Jaruzelski’s Dream – Jazz Gawronski (CF 211)*****
Any album with a cover of the last communist leader of Poland sporting a topiary hat is a promise. It’s a deal between the musicians and the listeners that they are in for something unexpected. And just from the first few seconds of “The Mastella Variations”, the promise is delivered.
Jaruzelki’s Dream by Jazz Gawronski is a thoroughly modern sax, bass and drum trio outing that matches an unapologetically free approach to some joyous music. Blending elements from the tradition of free jazz (“The Mastella Variation”) to rock (“Sei Forte Papa”), brief glimpses of punz-jazz (“Zibboniek”) and sparing elements of nu-jazz (“Pimpin’ The Papamobile”), their uncluttered focused approach to the music is refreshing, challenging and quite fun. Clever uses of dynamics and rhytmic devices shake up the tunes, keeping them from getting repetitive, and allowing each musician ample space to create.
Piero Bittolo Bon’s alto sax is bright and clear, his well articulated never-ending melodic lines present ideas upon ideas, often seizing upon one, turning it around and examining it thoroughly, before tweaking it and moving on. Bassist Stefano Senni and drummer Francesco Cusa’s accompaniment is sharp, and whether they are supporting or taking the lead, the interplay is tight and precise, sometimes grounding the sax, sometime antagonizing it, but always spurring it on.
A quick trip to the Clean Feed site revealed that the trio has quite a pedigree between them. Hailing from northern Italy, they have played individually with Anthony Braxton, Stefano Bollani, Tom Harrell, Eddie Henderson, Chris Speed, Tim Berne, Elliot Sharp, Paolo Fresu among many others.

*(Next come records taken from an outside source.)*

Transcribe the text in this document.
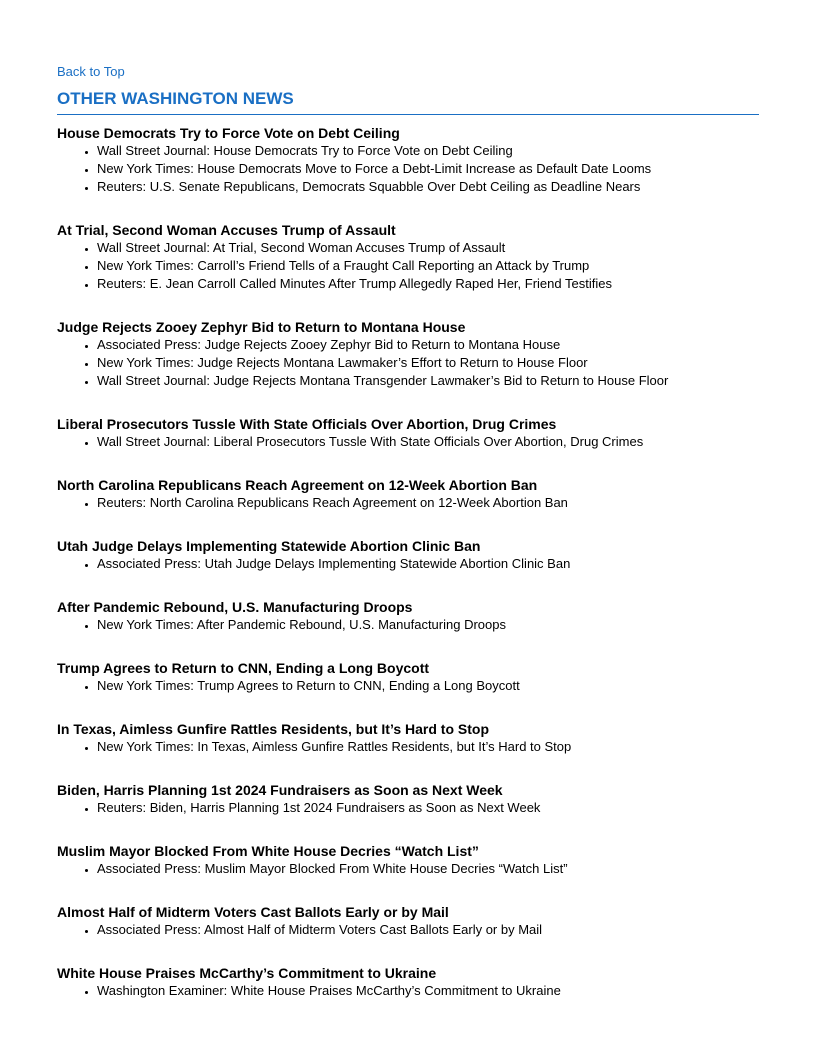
Back to Top
OTHER WASHINGTON NEWS
House Democrats Try to Force Vote on Debt Ceiling
• Wall Street Journal: House Democrats Try to Force Vote on Debt Ceiling
• New York Times: House Democrats Move to Force a Debt-Limit Increase as Default Date Looms
• Reuters: U.S. Senate Republicans, Democrats Squabble Over Debt Ceiling as Deadline Nears
At Trial, Second Woman Accuses Trump of Assault
• Wall Street Journal: At Trial, Second Woman Accuses Trump of Assault
• New York Times: Carroll’s Friend Tells of a Fraught Call Reporting an Attack by Trump
• Reuters: E. Jean Carroll Called Minutes After Trump Allegedly Raped Her, Friend Testifies
Judge Rejects Zooey Zephyr Bid to Return to Montana House
• Associated Press: Judge Rejects Zooey Zephyr Bid to Return to Montana House
• New York Times: Judge Rejects Montana Lawmaker’s Effort to Return to House Floor
• Wall Street Journal: Judge Rejects Montana Transgender Lawmaker’s Bid to Return to House Floor
Liberal Prosecutors Tussle With State Officials Over Abortion, Drug Crimes
• Wall Street Journal: Liberal Prosecutors Tussle With State Officials Over Abortion, Drug Crimes
North Carolina Republicans Reach Agreement on 12-Week Abortion Ban
• Reuters: North Carolina Republicans Reach Agreement on 12-Week Abortion Ban
Utah Judge Delays Implementing Statewide Abortion Clinic Ban
• Associated Press: Utah Judge Delays Implementing Statewide Abortion Clinic Ban
After Pandemic Rebound, U.S. Manufacturing Droops
• New York Times: After Pandemic Rebound, U.S. Manufacturing Droops
Trump Agrees to Return to CNN, Ending a Long Boycott
• New York Times: Trump Agrees to Return to CNN, Ending a Long Boycott
In Texas, Aimless Gunfire Rattles Residents, but It’s Hard to Stop
• New York Times: In Texas, Aimless Gunfire Rattles Residents, but It’s Hard to Stop
Biden, Harris Planning 1st 2024 Fundraisers as Soon as Next Week
• Reuters: Biden, Harris Planning 1st 2024 Fundraisers as Soon as Next Week
Muslim Mayor Blocked From White House Decries “Watch List”
• Associated Press: Muslim Mayor Blocked From White House Decries “Watch List”
Almost Half of Midterm Voters Cast Ballots Early or by Mail
• Associated Press: Almost Half of Midterm Voters Cast Ballots Early or by Mail
White House Praises McCarthy’s Commitment to Ukraine
• Washington Examiner: White House Praises McCarthy’s Commitment to Ukraine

If I were to compare the competence, energy and freshness of the album — and though they differ greatly in many ways too — I would think that perhaps Jon Irabagon’s recent “Foxy” is fair game. Like Irabagon’s album there is also an extended joke through the song titles and packaging. Though I’m not up enough on Eastern European history and culture to get what I have to assume are puns and plays on words, the albums humor and sarcasm comes through well enough in the songs. At the same time there is also great reverence and respect for the music, which makes for some good clean fun. For example, Polonium 210, a radioactive material first discovered in Poland, is used to title a sophisticated and melodic tune featuring outstanding bass and drum dialog.
This is album is a real treat, it’s accessible, melodic, energetic and demanding enough to keep you listening over and over again. This is my first five star rating.